EBITDA for the last quarter was $289 million. Although this reflects a decrease of 15.69% from the previous quarter, there is a slight 0.05% increase from the same quarter last year, implying stability in operating profitability.

Currently, Crocs' P/E ratio stands at 7.97. This low P/E ratio may signal potential undervaluation, which could be interpreted positively by bullish investors.

Technical Analysis

As of today, Crocs' stock price is $110.04, representing a 2.94% decrease compared to a month ago, which could signal short-term concerns.

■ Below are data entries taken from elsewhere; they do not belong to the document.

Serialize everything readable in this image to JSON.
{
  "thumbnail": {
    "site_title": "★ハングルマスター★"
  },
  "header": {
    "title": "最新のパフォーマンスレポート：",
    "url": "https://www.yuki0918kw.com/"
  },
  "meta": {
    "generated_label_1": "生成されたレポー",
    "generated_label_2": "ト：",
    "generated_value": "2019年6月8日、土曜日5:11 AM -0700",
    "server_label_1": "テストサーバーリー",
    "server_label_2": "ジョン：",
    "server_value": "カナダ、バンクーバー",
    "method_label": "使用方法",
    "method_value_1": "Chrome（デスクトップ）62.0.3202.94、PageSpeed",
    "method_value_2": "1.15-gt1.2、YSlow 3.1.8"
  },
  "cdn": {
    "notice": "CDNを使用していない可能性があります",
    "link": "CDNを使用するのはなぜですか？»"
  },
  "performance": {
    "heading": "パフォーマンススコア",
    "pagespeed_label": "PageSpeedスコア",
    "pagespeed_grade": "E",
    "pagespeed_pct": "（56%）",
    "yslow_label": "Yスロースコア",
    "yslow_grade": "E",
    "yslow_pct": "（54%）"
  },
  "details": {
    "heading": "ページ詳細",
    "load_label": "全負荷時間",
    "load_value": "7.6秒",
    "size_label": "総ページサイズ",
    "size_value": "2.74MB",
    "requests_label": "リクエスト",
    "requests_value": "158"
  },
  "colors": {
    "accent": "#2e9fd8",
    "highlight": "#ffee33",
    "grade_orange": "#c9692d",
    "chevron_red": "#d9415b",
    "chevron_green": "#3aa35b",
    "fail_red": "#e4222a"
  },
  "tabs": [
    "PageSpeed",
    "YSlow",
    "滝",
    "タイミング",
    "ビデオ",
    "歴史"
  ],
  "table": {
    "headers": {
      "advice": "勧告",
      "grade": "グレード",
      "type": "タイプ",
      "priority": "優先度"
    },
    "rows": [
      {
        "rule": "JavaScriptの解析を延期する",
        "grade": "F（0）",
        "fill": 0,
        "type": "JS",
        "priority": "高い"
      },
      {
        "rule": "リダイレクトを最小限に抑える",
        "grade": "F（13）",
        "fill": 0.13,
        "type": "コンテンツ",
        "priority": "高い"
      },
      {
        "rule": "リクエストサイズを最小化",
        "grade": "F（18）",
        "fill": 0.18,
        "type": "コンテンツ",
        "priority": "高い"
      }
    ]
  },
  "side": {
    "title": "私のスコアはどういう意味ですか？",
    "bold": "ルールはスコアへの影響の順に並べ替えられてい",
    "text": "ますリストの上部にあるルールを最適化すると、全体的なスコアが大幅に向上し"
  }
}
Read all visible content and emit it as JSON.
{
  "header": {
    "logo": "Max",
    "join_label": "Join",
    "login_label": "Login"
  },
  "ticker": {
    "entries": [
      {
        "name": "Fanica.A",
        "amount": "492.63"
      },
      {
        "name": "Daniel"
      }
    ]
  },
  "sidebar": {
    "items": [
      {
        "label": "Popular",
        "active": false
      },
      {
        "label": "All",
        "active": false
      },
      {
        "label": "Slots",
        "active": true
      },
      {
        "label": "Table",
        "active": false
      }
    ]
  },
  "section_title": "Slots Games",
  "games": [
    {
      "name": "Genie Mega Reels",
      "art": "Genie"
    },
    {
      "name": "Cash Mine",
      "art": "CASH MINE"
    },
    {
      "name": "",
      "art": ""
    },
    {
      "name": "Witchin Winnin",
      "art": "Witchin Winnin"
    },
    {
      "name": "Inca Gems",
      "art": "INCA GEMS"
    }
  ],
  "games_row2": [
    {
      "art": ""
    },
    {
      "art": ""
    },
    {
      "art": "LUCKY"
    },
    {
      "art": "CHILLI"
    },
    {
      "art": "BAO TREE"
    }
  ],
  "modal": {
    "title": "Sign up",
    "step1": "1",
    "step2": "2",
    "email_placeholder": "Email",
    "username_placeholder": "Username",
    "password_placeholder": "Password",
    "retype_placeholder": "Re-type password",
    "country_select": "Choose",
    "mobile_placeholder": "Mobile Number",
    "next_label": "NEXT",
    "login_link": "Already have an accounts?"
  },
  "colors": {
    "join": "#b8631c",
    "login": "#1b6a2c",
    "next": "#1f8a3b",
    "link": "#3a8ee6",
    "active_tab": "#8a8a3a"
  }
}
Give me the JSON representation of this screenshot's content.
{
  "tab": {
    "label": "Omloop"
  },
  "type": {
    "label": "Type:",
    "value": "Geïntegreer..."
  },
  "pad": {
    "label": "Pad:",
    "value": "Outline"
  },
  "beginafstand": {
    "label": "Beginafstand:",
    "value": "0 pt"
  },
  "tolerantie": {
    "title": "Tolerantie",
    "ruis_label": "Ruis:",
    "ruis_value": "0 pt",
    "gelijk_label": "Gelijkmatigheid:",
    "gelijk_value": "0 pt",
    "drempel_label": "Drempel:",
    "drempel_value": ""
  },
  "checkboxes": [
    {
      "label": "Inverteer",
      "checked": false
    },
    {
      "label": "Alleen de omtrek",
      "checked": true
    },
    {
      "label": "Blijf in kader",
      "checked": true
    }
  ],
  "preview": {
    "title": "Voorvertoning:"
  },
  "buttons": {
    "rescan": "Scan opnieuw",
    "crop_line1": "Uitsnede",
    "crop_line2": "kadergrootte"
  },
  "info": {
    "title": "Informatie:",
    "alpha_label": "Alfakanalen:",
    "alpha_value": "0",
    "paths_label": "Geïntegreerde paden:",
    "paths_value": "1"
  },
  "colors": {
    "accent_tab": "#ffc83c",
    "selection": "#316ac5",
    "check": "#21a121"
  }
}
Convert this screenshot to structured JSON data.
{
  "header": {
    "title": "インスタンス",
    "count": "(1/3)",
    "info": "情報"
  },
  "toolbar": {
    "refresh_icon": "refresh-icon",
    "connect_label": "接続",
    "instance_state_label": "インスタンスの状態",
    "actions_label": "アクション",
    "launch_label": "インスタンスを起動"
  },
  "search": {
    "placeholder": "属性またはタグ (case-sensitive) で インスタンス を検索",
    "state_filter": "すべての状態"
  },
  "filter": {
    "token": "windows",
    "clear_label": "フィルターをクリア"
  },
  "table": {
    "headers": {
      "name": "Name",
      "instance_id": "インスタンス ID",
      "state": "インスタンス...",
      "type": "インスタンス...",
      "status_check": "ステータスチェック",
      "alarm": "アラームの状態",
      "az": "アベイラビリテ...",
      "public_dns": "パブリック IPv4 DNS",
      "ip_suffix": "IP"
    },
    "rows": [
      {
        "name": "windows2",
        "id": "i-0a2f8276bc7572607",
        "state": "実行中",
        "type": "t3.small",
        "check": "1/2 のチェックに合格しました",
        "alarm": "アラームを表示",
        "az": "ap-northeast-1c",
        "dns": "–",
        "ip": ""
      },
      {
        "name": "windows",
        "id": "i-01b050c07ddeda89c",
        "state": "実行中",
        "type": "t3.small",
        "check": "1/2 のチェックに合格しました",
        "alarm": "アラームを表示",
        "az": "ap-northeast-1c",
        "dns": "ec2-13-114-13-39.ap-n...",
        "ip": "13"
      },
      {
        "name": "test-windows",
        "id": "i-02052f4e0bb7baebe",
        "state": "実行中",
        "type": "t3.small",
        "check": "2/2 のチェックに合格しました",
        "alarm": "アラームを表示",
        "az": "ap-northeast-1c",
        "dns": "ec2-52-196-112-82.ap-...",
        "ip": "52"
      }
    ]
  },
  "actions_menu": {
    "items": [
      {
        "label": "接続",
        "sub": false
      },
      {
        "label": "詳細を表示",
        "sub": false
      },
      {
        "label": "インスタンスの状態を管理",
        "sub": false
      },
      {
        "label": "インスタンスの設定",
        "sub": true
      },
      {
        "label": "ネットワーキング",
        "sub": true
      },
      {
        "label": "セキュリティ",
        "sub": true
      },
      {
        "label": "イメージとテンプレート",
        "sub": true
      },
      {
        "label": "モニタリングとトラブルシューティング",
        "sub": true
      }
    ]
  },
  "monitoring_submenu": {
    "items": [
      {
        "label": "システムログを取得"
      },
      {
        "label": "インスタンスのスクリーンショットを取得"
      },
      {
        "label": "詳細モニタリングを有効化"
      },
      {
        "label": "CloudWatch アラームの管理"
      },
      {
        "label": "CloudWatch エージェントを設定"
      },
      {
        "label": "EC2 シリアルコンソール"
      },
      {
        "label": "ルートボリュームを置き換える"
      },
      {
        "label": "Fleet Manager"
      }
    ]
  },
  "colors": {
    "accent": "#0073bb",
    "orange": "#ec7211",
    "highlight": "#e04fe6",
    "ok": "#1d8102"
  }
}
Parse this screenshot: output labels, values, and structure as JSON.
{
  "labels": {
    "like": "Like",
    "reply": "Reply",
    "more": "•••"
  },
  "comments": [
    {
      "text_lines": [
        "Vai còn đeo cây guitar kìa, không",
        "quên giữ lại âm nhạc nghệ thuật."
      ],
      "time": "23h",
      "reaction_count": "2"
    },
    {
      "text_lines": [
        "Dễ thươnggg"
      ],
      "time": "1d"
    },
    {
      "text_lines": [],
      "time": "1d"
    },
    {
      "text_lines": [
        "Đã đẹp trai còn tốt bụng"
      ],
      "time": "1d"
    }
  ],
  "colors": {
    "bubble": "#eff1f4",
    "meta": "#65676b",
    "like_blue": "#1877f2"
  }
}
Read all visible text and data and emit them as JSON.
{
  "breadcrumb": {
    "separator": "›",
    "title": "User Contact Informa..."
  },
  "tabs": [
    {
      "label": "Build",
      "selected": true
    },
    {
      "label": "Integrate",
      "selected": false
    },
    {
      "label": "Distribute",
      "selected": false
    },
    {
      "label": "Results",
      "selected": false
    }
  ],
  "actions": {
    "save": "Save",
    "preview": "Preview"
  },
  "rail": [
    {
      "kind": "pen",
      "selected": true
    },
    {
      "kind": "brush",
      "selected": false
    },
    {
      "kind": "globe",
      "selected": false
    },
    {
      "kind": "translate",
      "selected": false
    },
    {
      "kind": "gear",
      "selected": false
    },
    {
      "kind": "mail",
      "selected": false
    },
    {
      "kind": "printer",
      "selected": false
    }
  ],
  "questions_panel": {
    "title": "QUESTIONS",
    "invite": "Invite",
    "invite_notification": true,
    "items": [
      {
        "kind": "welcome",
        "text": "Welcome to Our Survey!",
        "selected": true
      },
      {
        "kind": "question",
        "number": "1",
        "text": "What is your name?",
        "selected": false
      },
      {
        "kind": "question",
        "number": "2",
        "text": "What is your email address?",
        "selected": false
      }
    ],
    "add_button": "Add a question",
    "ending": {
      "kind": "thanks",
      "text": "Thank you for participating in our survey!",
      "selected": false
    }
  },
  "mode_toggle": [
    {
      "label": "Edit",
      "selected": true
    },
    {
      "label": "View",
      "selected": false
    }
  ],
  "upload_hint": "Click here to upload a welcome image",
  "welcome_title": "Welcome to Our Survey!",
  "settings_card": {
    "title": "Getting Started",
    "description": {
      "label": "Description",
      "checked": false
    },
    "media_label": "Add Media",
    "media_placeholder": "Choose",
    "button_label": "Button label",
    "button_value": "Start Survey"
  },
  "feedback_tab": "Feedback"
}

However, on a year-over-year basis, the stock price has increased by 6.43%, indicating a positive long-term trend.

The recent trends are bullish, supported by the SMA10 of 110.50, which is slightly higher than the previous SMA10 of 110.45. This suggests an upward trend in price movement.

The current RSI is 48.1, indicative of a neutral condition. This neutral range suggests neither an overbought nor oversold market, leaving room for future price movement in either direction.

Alternative Data Analysis

Looking at job postings and employee sentiment, Crocs currently has 368 open positions, reflecting a 20% decrease in the last couple of months. This decline could indicate attempts to cut costs or improve margins, which might not bode well for a growing company.

In terms of business outlook, employee sentiment at Crocs is neutral. With 12 million estimated visitors to its webpage, an increase of 16% over the last couple of months, Crocs shows a bullish trend in customer acquisition, which could potentially lead to revenue growth.

Customer engagement reveals that Crocs has 2.7 million followers on Instagram, showing stability with no significant changes in recent months. On Twitter, the company has 170,000 followers, but this number has decreased by 1% in the last couple of months, indicating a slight decline in interest.

Finally, the AltIndex AI score for Crocs is 38, signaling a recommendation to sell based on a blend of fundamental, technical, and alternative data analysis.

Conclusion and Recommendation

Crocs displays a mixed bag of indicators across various domains. While the revenue and net income show promising year-over-year growth, the quarterly declines raise some concerns. The stock's technical signals and low P/E ratio suggest potential undervaluation—offering a cautiously optimistic outlook for prospective investors.

Alternative data shows an encouraging increase in website traffic but job postings decline and stagnant social media engagement, raising questions about long-term growth and market interest.

Given the current data, investors should exercise due diligence, monitor the trends closely, and consider diversification to manage risks. The sell signal from the AltIndex AI score should not be disregarded, implying a conservative approach to holding or purchasing Crocs stock at this time.

Disclaimer: This AI stock analysis, generated by an experimental AI tool, is for informational purposes only and not financial advice. Information is based on publicly available data and may not always be accurate or current.

The analytics provided are estimates and not a substitute for professional advice. All investments involve risks, including possible capital loss.